ANKARA (İHA) - Tarım ve Köyişleri Bakanı Güçlü, İHA muhabirine yaptığı açıklamada, bu yılın Temmuz ayına kadar afete uğrayan il sayısının 64 olduğunu ve bu afetlerden en çok Karadeniz Bölgesi'ndeki fındık üreticilerinin etkilendiğini söyledi.

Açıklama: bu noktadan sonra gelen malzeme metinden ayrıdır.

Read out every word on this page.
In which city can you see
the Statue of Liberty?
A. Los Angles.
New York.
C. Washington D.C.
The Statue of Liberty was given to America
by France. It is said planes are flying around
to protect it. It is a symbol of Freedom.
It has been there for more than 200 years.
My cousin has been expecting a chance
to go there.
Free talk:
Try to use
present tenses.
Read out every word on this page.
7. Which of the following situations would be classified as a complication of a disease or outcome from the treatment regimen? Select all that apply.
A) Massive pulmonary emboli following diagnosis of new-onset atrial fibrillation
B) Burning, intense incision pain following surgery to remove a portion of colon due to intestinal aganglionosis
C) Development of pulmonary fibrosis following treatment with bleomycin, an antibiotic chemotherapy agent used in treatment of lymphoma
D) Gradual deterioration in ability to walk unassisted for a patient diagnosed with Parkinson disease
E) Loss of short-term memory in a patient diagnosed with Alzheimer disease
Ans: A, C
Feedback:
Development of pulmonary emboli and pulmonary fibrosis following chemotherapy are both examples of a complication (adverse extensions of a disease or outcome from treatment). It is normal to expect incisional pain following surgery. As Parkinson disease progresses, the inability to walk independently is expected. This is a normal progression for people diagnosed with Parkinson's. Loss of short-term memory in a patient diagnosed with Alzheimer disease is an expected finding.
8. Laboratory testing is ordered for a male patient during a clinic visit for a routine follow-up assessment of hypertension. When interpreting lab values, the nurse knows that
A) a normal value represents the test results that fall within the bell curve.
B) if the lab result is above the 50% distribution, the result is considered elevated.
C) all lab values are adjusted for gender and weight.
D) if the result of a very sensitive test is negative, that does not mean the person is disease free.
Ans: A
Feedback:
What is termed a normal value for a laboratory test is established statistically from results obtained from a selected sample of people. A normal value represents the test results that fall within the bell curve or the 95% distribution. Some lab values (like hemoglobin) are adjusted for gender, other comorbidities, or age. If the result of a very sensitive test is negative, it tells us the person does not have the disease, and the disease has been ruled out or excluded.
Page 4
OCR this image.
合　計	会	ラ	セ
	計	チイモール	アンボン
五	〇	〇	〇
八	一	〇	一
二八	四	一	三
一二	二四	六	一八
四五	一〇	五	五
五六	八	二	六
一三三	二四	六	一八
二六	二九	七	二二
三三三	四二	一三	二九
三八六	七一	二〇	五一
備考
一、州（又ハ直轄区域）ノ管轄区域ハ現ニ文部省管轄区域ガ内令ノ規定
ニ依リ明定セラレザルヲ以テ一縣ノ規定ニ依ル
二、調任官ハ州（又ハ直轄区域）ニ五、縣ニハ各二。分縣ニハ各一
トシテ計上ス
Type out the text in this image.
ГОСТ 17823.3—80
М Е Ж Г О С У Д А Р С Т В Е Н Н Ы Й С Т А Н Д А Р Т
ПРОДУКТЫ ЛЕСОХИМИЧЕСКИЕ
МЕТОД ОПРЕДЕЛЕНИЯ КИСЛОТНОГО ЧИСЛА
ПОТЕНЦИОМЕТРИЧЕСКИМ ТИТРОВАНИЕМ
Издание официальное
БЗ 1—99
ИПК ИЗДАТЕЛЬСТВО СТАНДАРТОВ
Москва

Mevcut sistem içersinde tabii afetlere karşın çiftçilere ödeme yapma imkanının olmadığını ifade eden Güçlü, sosyal yardımlaşmadan da çiftçilere çok sınırlı yardımların sağlanabildiğini kaydetti. Güçlü, bu yıl afetlerin kapsam itibariyle yaygın ve çok büyüklük olması nedeniyle konunun özel olarak değerlendirildiğini belirterek, şu ana kadar 20 trilyon liralık bir kaynağın afete uğrayan çiftçilere dağıtılması konusunda prensip kararı alındığını dile getirdi. Fındıkla ilgili zarar tespitinin henüz bitmediğine dikkat çeken Güçlü, "Gelecekte tabii afetlerden zarar görecek çiftçilerin yaralarının sarılması amacıyla çalışmalar yapıyoruz. Tarım Ürünleri Sigorta Yasası, TBMM açılır açılmaz çıkarılacak. Böylece, tabii afetler karşısında çiftçilerimizin gelirlerindeki kayıpları büyük ölçüde karşılayacak bir sistem devreye girecek. Bundan daha önemli telafi edici mekanizma da maalesef yok" diye konuştu.
Güçlü, basın zaman zaman gıda katkı maddeleri ile ilgili çıkan haberlerin toplumu tedirgin ettiğini belirterek, özellikle bir kısım maddelerin belirli periyotlarla gündeme taşındığına dikkat çekti. Gıda ile ilgili konuların uzmanlık isteyen çalışmalar gerektirdiğinin altını çizen Güçlü, da aradan birkaç yıl geçtikten sonra tekrar gündeme taşındığını belirterek, "Katkı maddelerinin belli standardların dışında ve çok kullanılmasının mahsurları ve yan etkileri olabilir. Dolayısıyla hadiseyi çok tedirgin edici üslupla konuşmak yanlış" şeklinde konuştu. Güçlü, ekmekte ve bazı gıda ürünlerindeki katkı maddeleriyle ilgili öne sürülen haberlerin de bu çerçevede değerlendirilmesi gerektiğini dile getirerek, ekmek konusundaki iddialar sonrası yapılan araştırmalarda sadece bir ekmek fabrikasında usülsüz kullanıma raslandığını kaydetti. Güçlü, toplumun her kesimini ilgilendiren bu tür olayları yaygın bir tehlike gibi sunmanın insanları tedirgin ettiğini belirterek, bu durumdan toplumun tüm kesimlerinin olumsuz etkilendiğini ifade etti.